When I watched that movie, I realized it’s OK. It’s OK that no one knew what to do. It’s OK that we all argued. It’s OK that I wasn’t raised perfectly. It’s OK that we made mistakes. It’s OK because we loved each other. There was always love. I might have gotten it all wrong as a child and taken it all out as a teenager, but there was always love. A lot of love. I can forgive, because I know. I can be forgiven, because I was at loss.

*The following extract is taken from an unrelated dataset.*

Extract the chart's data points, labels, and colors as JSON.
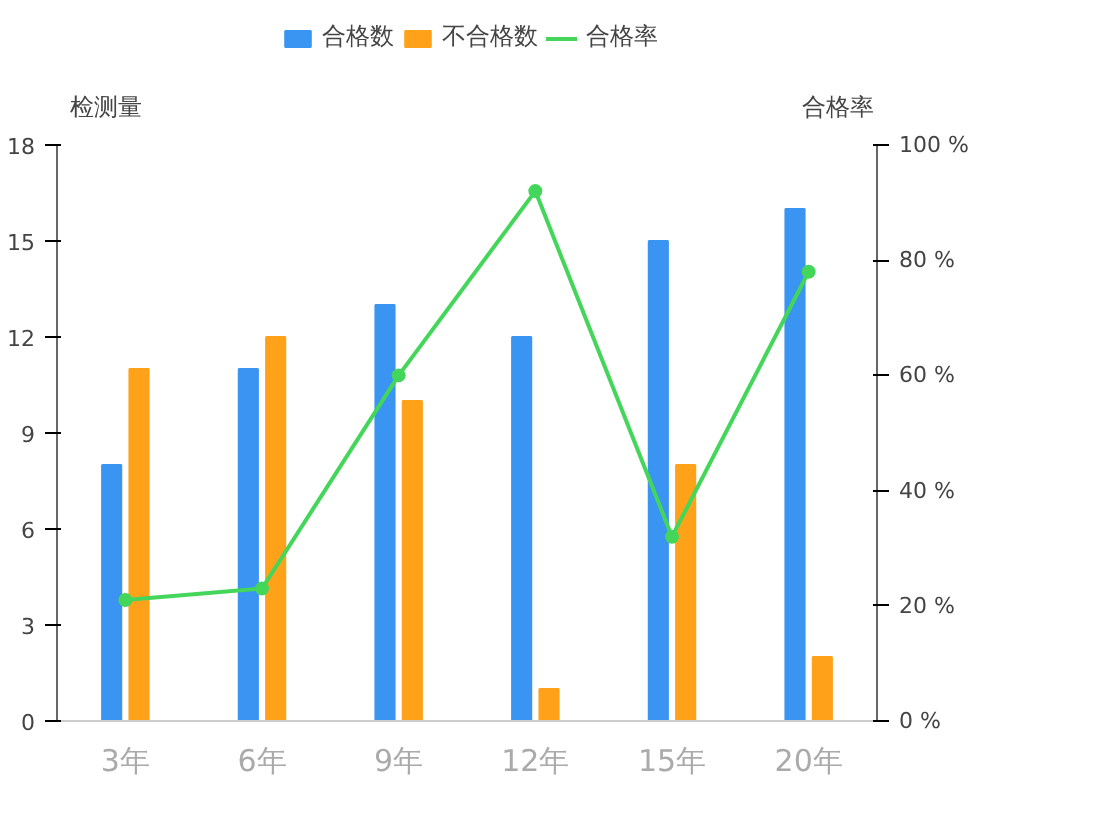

It’s OK that I broke down, not once, but twice in my life. It’s OK, because I got a lot of things wrong in my childhood. I felt a lot of pain, because I didn’t see the love.

It’s OK. It’s all OK.

It’s OK to be me. I faced some shit, I grew. I hit some walls, I learnt.

It’s OK not to have all the answers. God knows I’ve fought for them. Hard. I sought an answer, a solution, a way out of the pain and depression. I fought so hard, for perfection. For pretending to be whole. For pretending I had no scars. For pretending I wasn’t scared.

I never became perfect. I still feel the pain sometimes. A lot of it. It still makes me feel lonely, sad, depressed and ashamed. Yet, it’s nothing like what it used to be, because I did find love. Inside. The gaping hole isn’t so gaping anymore. The problem called Maria isn’t so problematic anymore. She doesn’t hate herself that much anymore. Love. It’s really that easy and hard, if you don’t get it. Love. Fill yourself with that. It’s the best medicine you’ll ever find.

If you are still in that broken-hearted mess where you understand nothing, least yourself…fuck the problems. Just love for a while and see what happens. It’s truly magical. And sometimes, sometimes the why’s and the when’s and the what have you’s…they don’t matter anymore.

If you watch that movie you will see that they aren’t perfect either. They haven’t got it all figured out. So long as you seek and you love though, that’s it. It shows how much you care. Seek for the best way of living and love unconditionally and forever. Between the two you are doing a damn good job.

I didn’t find this post easy to write. It’s the kinda shit you don’t say, because you know it’s not how things have to be. They could be all joy, but they weren’t. It’s part of me though. It’s who I was. It’s not easy, but that’s OK. There are days when I blog about all the joys of my life, but that’s not today, because my hope is that if anyone ever finds themselves where I was and sometimes still am, maybe this will help. You’re not alone. I hope you find love. You do deserve it, I promise.

If you lose someone, there will be pain, but if you remain open, there will be love. Always.